O interesse da psicanálise pela psicopatologia do sono é recente e coincide com um momento em que os distúrbios do sono são um dos representantes do mal-estar da época atual. Embora tenha preterido o sono e se dedicado mais à questão do sonho, Freud considerou a dimensão subjetiva do primeiro e suas relações intrínsecas com o segundo – algo que a ciência começou a fazer apenas nas últimas décadas. Com base na formulação do “desejo de dormir”, ele ampliou a abordagem do sono para além da necessidade fisiológica e introduziu a idéia de que dormir seria uma retirada regeneradora da vida compartilhada, marcada por conflitos e cansaço.

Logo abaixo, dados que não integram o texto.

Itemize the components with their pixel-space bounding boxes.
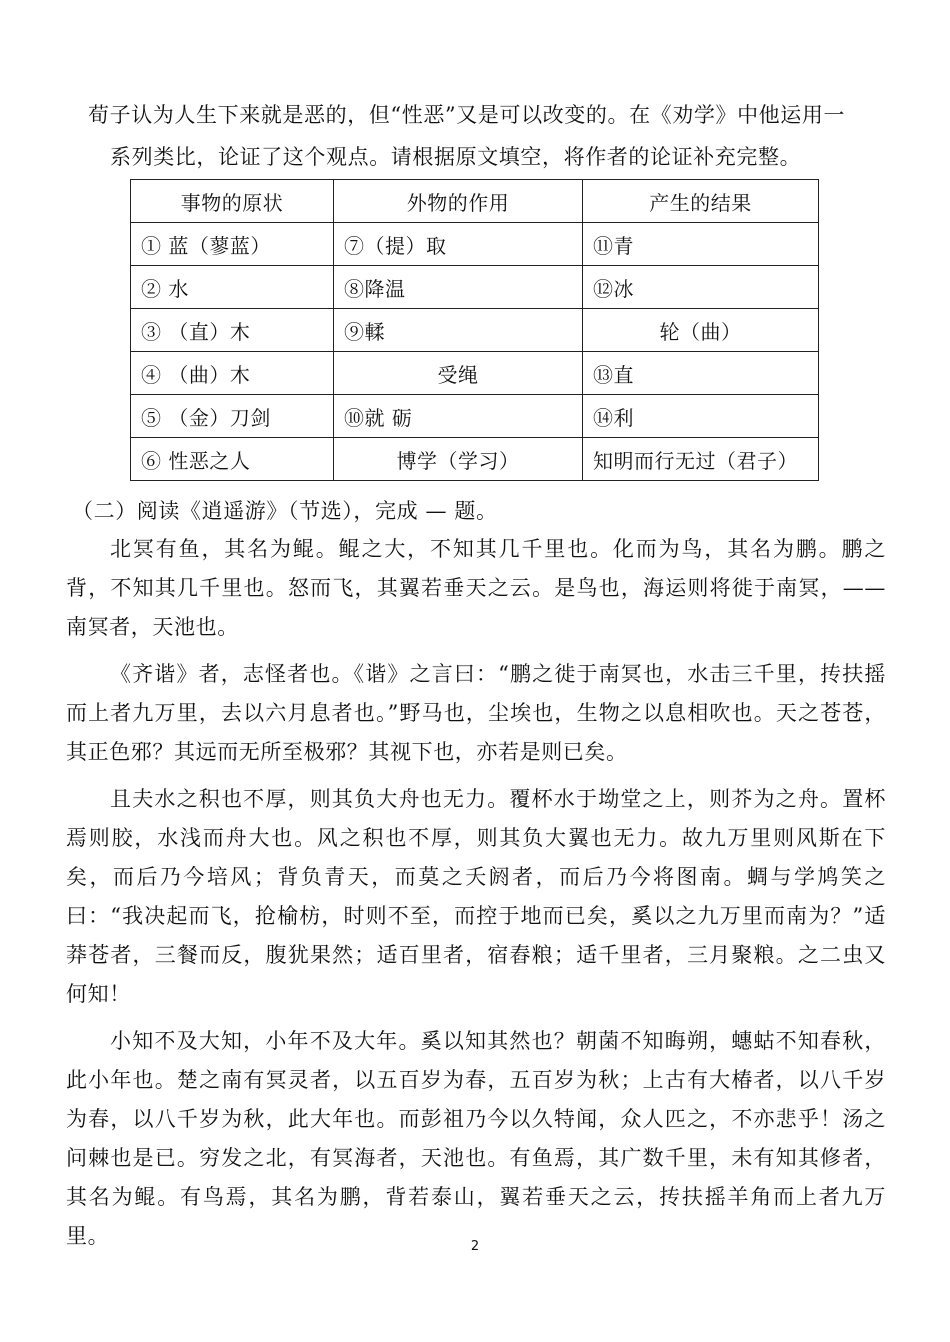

Na interpretação dos sonhos, de 1900, Freud postulou que o sonho é o guardião do sono _ fórmula fundamental na construção da teoria psicanalítica. Nela o sono ocupa lugar central – como atividade vital que deve ser preservada –, e ao mesmo tempo marginal, já que a investigação dos mecanismos da formação dos sonhos foi privilegiada em detrimento do processo de adormecimento e suas pre-condições. Assim, o sono se caracteriza pela suspensão do interesse no mundo externo e pela inversão dos fluxos no aparelho psíquico (mecanismo que na psicanálise é denominado regressão). À noite, a inibição da motricidade favorece o escoamento das memórias infantis, reavivadas com tal intensidade que dão lugar a uma experiência alucinatória. O sonho seria uma forma de pensamento visual que substitui a lógica verbal da vigília.

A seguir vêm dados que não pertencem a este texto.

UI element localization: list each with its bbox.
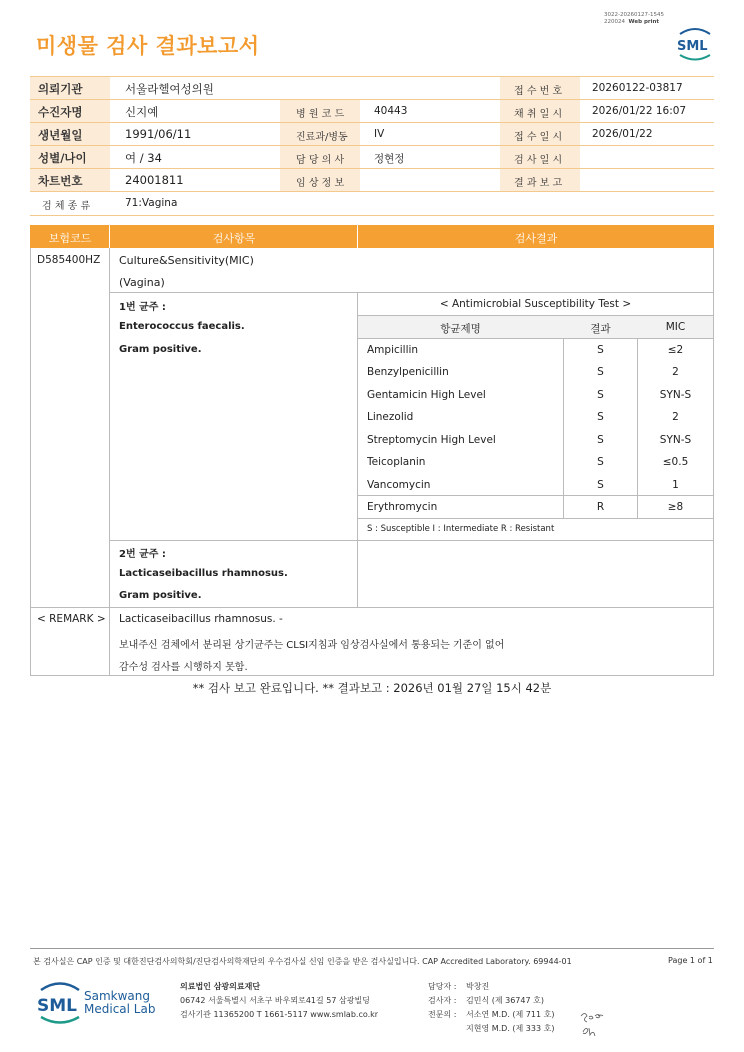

O trabalho do sonho permite elaborar estímulos externos e internos que perturbam o sono, principalmente impulsos infantis que surgem com o rebaixamento da consciência e o relaxamento da censura. A elaboração onírica tem a função de “atender” tais impulsos por meio de uma deformação simbólica, representando-os no sonho como desejos realizados, numa satisfação alucinatória que tenta garantir a continuidade do sono. Como a censura encontra-se diminuída mas não ausente, a resistência do bebê a essas representações pode desencadear a angústia e mesmo o despertar. Vem daí a fórmula genérica segundo a qual “o sonho é uma realização de desejos”. A conciliação entre instâncias psíquicas em conflito por meio da representação simbólica se tornará modelo do sintoma neurótico e de toda formação do inconsciente.

Assim como o estado hipnótico é induzido pelo hipnotizador, o sono normal do adulto seria induzido por auto-sugestão. Com o crescimento, passamos a prescindir paulatinamente da presença “sugestiva” de alguém que nos adormeça, isto é, internalizamos a função que um dia foi desempenhada pela mãe. Na década de 10, Freud associou a retirada do interesse no mundo exterior implicada no sono a uma regressão mais profunda às origens da vida. Dessa forma, o desejo de dormir subentende uma regressão radical que ultrapassaria os limites do próprio eu, que se dissolve num estado próximo ao que Freud chamou narcisismo primário. O termo refere-se às primeiras relações fusionais da criança com a mãe, determinantes na constituição do amor próprio (narcisismo), do corpo erógeno e do “eu”. No entanto, Freud também se referiu a um narcisismo primário absoluto, cujo modelo é o estado intra-uterino de não-perturbação, silêncio e quietude. Didaticamente, é possível descrever a regressão do sonho como uma satisfação ligada ao ideal infantil de completude com a mãe, e o sono como uma satisfação regressiva análoga ao repouso absoluto no interior do ventre materno _ o grau zero de tensão.